A State Police official confirmed Munoz recently applied for and has interviewed for the post of U.S. marshal, Western Division, in Michigan.
At least one commander who signed up for DROP defended the program as good for the department and the state budget.
Capt. Mike Thomas, who is in charge of the State Police forensic labs, said the program benefits the entire state of Michigan.
"It (DROP) was offered to me and I enrolled and planned my retirement accordingly," said the 52-year-old Thomas, who will retire next year after 32 years with the State Police. "This program has helped retain invaluable experience throughout the department and also has provided an opportunity for a smooth transition for whomever comes after us."
In San Diego, a DROP program offered to police and other municipal employees has prompted a lawsuit against the police union in an effort to reduce the city's budget deficit.
Michigan lawmakers are now taking a tough look at DROP. State Rep. Richard Leblanc, D-Westland, has proposed a bill to permit DROP enrollees to retire after four years without penalty to accrued pension benefits, in an effort to save money and encourage more enrollees to retire.
DROP payouts depend on the amount of time officers stay in the job. Currently, an officer who stays less than a year in DROP collects only 30 percent. That percentage rises to 50 percent for less than two years, 60 percent for less than three years, 70 percent for less than four years, 80 percent for less than five years and 90 percent for less than six years.
"There are some people who might like to retire right now but are staying on because there is a 20 percent penalty," said LeBlanc. "I would like to propose a 31-day window where they could exit with no penalty.
'Look at everything'
"These are different times.

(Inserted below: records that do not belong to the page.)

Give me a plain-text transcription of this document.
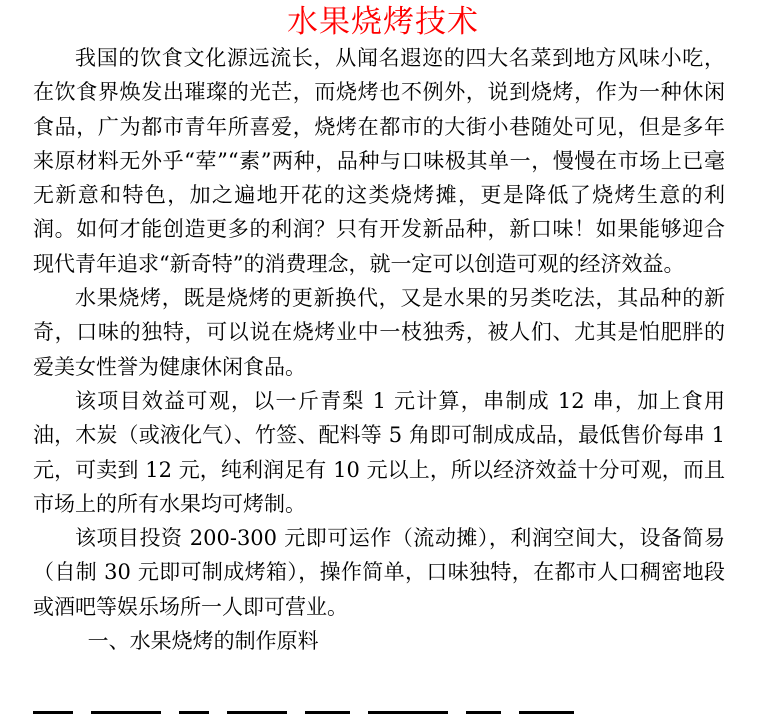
水果烧烤技术

我国的饮食文化源远流长，从闻名遐迩的四大名菜到地方风味小吃，在饮食界焕发出璀璨的光芒，而烧烤也不例外，说到烧烤，作为一种休闲食品，广为都市青年所喜爱，烧烤在都市的大街小巷随处可见，但是多年来原材料无外乎“荤”“素”两种，品种与口味极其单一，慢慢在市场上已毫无新意和特色，加之遍地开花的这类烧烤摊，更是降低了烧烤生意的利润。如何才能创造更多的利润？只有开发新品种，新口味！如果能够迎合现代青年追求“新奇特”的消费理念，就一定可以创造可观的经济效益。

水果烧烤，既是烧烤的更新换代，又是水果的另类吃法，其品种的新奇，口味的独特，可以说在烧烤业中一枝独秀，被人们、尤其是怕肥胖的爱美女性誉为健康休闲食品。

该项目效益可观，以一斤青梨 1 元计算，串制成 12 串，加上食用油，木炭（或液化气）、竹签、配料等 5 角即可制成成品，最低售价每串 1 元，可卖到 12 元，纯利润足有 10 元以上，所以经济效益十分可观，而且市场上的所有水果均可烤制。

该项目投资 200-300 元即可运作（流动摊），利润空间大，设备简易（自制 30 元即可制成烤箱），操作简单，口味独特，在都市人口稠密地段或酒吧等娱乐场所一人即可营业。

一、水果烧烤的制作原料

Everyone is looking at ways to address our budget problems without layoffs. I don't think there is any one answer. I think we have to look at everything."
McMillin said it makes no sense to keep paying higher paid supervisors not to retire when some make the equivalent of two to three troopers.
"I think we need to be taking a hard look at it," said McMillin, a certified public accountant. "At least that's what I will be discussing in caucus."
But LeBlanc noted the State Police is not alone in offering a deferred retirement program. He said police agencies in Sterling Heights, Southfield and the Macomb County Sheriff's Department have similar programs.
"It doesn't surprise me there might be more command officers enrolled," LeBlanc said. "After 25 years, most troopers have received promotions or (are) eyeing opportunities elsewhere."
How DROP works
After 25 years on the job, Michigan State troopers are eligible to retire but may elect to remain on the job working at full wage and benefits and begin accruing retirement benefits set aside in an investment account for them at 3 percent interest.
The retirement pay, totaling about 60 percent of normal pay, is added to the accounts each year for six years. If the trooper retires before the six-year period, there are penalities. Command officers receive higher pension and retirement benefits based on higher salaries.
At the end of six years, retirement is mandatory and participants walk away with a minimum lump sum payment of $227,500, most of them considerably more, in addition to receiving annual minimum retirement pay of at least $37,200 a year for life.